Judging whether the first type is consistent with the second type;

7. The method as recited in claim 6, further comprising:

8. The method as recited in claim 7, further comprising:

9. The method of claim 1, wherein after said object recognition processing is performed on said target page image using a pre-trained object recognition model, determining a first type of said learning object, said method further comprises:

the first type is taken as the target type.

10. The method of claim 1, wherein after performing feature extraction processing on the target page image using a pre-trained feature vector extraction model to obtain a target feature vector and a second type of the learning object, the method further comprises:

selecting a vector to be traversed with highest similarity from the plurality of vectors to be traversed as a target similarity variable of the target feature vector;

judging whether the label type carried by the target similar variable is consistent with the second type;

11. The method as recited in claim 10, further comprising:

if the label type carried by the target similar variable is inconsistent with the second type, searching a plurality of first candidate feature vectors consistent with the label type carried by the target feature vector from the plurality of vectors to be traversed;

The similarity corresponding to each first candidate feature vector is increased by a first numerical value;

selecting a vector to be traversed with the highest similarity from the similarity corresponding to the first candidate feature vector after the first numerical value is increased, and taking the label type carried by the vector to be traversed with the highest similarity as the target type.

12. The method of claim 1, wherein the acquiring the target page image containing the learning object comprises:

acquiring an initial page image;

performing four-point frame detection processing on the initial page image by using a pre-trained page detection model to obtain page position information of the initial page image;

cutting out candidate page images from the initial page images according to the page position information;

correcting the initial shape of the pages in the candidate page images to be a target shape, and obtaining the target page image.

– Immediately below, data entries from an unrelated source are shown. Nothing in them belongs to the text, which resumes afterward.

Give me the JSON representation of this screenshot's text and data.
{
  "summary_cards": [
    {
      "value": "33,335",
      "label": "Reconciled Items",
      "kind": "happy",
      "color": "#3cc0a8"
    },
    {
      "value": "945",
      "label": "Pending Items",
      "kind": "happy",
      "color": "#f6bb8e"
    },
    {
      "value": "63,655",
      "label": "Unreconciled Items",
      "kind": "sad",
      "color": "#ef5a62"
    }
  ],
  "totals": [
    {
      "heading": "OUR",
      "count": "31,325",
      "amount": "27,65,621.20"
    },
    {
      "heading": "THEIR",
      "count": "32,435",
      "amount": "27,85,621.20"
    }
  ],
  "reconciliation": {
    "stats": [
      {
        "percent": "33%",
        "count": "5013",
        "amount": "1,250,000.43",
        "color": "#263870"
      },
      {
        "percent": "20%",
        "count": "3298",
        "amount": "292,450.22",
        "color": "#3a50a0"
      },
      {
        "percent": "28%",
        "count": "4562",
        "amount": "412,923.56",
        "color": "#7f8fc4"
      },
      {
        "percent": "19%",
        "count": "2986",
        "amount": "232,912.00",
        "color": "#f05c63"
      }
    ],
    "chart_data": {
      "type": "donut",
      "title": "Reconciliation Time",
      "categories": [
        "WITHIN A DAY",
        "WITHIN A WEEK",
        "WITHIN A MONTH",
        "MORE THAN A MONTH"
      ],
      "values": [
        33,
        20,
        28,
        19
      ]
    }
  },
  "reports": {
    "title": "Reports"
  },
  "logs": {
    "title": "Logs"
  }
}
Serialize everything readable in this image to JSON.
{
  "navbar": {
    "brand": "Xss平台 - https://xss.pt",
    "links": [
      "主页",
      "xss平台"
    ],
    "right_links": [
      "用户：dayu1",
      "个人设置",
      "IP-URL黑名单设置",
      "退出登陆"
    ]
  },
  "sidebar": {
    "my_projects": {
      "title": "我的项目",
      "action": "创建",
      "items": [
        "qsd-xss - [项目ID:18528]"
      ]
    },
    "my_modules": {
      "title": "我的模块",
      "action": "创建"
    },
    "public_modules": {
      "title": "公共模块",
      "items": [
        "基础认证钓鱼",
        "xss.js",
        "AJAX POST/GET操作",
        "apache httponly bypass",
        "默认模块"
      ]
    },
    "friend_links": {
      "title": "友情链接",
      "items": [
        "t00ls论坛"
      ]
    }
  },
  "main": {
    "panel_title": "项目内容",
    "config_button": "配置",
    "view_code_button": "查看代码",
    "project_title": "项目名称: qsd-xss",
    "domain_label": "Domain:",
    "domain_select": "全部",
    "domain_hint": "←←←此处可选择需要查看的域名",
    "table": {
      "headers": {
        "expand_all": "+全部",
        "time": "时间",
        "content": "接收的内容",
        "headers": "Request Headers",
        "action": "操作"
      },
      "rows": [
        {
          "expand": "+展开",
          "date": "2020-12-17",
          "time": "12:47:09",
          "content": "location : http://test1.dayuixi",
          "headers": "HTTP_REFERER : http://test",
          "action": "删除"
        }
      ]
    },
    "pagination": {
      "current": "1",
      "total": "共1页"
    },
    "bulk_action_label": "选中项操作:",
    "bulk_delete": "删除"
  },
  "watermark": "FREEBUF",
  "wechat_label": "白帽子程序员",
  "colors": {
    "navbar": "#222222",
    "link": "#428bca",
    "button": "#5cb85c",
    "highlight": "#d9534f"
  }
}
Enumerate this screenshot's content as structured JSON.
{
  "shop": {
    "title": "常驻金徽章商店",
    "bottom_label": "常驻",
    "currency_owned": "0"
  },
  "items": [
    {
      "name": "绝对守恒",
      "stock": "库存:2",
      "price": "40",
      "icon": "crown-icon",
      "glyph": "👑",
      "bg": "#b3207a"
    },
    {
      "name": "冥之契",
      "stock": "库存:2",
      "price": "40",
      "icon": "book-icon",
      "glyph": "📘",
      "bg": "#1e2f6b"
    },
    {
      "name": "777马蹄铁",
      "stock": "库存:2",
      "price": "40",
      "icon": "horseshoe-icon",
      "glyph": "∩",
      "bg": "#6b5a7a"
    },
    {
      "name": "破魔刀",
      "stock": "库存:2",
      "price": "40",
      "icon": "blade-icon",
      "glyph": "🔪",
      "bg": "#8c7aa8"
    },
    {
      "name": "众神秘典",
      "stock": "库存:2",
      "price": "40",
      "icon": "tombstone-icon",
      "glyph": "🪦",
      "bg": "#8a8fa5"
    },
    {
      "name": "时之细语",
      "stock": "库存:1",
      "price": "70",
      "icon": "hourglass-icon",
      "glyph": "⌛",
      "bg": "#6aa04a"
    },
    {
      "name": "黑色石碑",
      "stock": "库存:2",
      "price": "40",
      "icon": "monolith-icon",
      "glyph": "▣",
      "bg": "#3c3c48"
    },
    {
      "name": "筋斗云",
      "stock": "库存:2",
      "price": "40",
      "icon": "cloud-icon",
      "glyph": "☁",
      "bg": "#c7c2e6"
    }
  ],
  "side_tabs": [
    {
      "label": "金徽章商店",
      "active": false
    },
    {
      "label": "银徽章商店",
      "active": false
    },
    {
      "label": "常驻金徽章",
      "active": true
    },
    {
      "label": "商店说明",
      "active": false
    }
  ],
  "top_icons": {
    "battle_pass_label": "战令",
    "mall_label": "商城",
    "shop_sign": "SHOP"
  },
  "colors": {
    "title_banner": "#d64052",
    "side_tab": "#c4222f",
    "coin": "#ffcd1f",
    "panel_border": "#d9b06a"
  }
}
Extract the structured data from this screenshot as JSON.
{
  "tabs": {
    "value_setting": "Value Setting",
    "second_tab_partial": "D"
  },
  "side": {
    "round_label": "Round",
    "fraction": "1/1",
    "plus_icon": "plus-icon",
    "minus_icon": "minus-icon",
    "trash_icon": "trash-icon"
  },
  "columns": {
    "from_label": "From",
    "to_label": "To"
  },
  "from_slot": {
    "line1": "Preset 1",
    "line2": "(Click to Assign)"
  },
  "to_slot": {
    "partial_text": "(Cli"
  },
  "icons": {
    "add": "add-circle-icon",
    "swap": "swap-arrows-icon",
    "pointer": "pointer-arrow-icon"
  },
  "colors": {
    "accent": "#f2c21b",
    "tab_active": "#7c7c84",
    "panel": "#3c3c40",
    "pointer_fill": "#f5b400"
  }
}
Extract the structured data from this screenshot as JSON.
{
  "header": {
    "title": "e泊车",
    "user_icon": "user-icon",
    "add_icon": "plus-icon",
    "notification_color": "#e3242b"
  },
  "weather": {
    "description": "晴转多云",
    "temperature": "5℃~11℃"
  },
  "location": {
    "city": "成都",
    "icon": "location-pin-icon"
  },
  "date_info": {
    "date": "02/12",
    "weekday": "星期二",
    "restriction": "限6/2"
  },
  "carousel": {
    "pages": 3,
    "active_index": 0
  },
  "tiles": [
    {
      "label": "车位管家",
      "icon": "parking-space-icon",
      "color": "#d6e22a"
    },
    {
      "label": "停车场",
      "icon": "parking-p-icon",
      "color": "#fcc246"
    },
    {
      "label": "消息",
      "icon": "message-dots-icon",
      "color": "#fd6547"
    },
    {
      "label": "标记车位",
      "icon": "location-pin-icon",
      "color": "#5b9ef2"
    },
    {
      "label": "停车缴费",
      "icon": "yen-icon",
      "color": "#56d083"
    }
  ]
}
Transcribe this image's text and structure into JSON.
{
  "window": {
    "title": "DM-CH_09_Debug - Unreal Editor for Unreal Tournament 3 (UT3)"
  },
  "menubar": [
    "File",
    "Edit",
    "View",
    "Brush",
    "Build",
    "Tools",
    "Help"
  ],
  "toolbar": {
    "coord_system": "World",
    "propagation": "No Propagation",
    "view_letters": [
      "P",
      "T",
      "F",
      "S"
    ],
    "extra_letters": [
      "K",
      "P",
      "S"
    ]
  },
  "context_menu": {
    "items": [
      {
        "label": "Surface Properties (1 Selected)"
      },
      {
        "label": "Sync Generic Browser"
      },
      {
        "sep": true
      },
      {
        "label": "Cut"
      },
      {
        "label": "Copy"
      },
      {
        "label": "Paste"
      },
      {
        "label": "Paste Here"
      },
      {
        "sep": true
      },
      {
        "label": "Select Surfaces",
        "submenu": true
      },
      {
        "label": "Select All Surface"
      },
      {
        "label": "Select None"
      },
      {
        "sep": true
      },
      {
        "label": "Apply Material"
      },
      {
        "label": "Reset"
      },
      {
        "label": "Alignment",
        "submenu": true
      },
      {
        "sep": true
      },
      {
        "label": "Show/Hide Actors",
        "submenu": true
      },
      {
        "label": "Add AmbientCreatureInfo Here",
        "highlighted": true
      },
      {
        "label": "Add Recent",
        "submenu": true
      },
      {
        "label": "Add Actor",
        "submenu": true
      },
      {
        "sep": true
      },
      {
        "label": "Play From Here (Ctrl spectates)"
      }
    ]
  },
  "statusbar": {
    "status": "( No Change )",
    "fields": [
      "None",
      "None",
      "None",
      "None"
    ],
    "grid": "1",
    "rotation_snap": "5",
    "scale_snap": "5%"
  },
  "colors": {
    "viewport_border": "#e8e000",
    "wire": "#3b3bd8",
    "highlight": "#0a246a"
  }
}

13. The method according to any one of claim 1 to 12, wherein,

the number of the learning objects contained in the target page image is multiple, and the similarity between any two learning objects is larger than a preset similarity threshold; and/or the number of the groups of groups,

14. A learning object recognition apparatus, characterized by comprising:

15. An electronic device, comprising:

a processor;

a memory for storing executable instructions;

wherein the processor is configured to read the executable instructions from the memory and execute the executable instructions to implement the method of any of the preceding claims 1-13.

16. A computer readable storage medium, on which a computer program is stored, characterized in that the storage medium stores a computer program, which, when executed by a processor, causes the processor to implement the method of any of the preceding claims 1-13.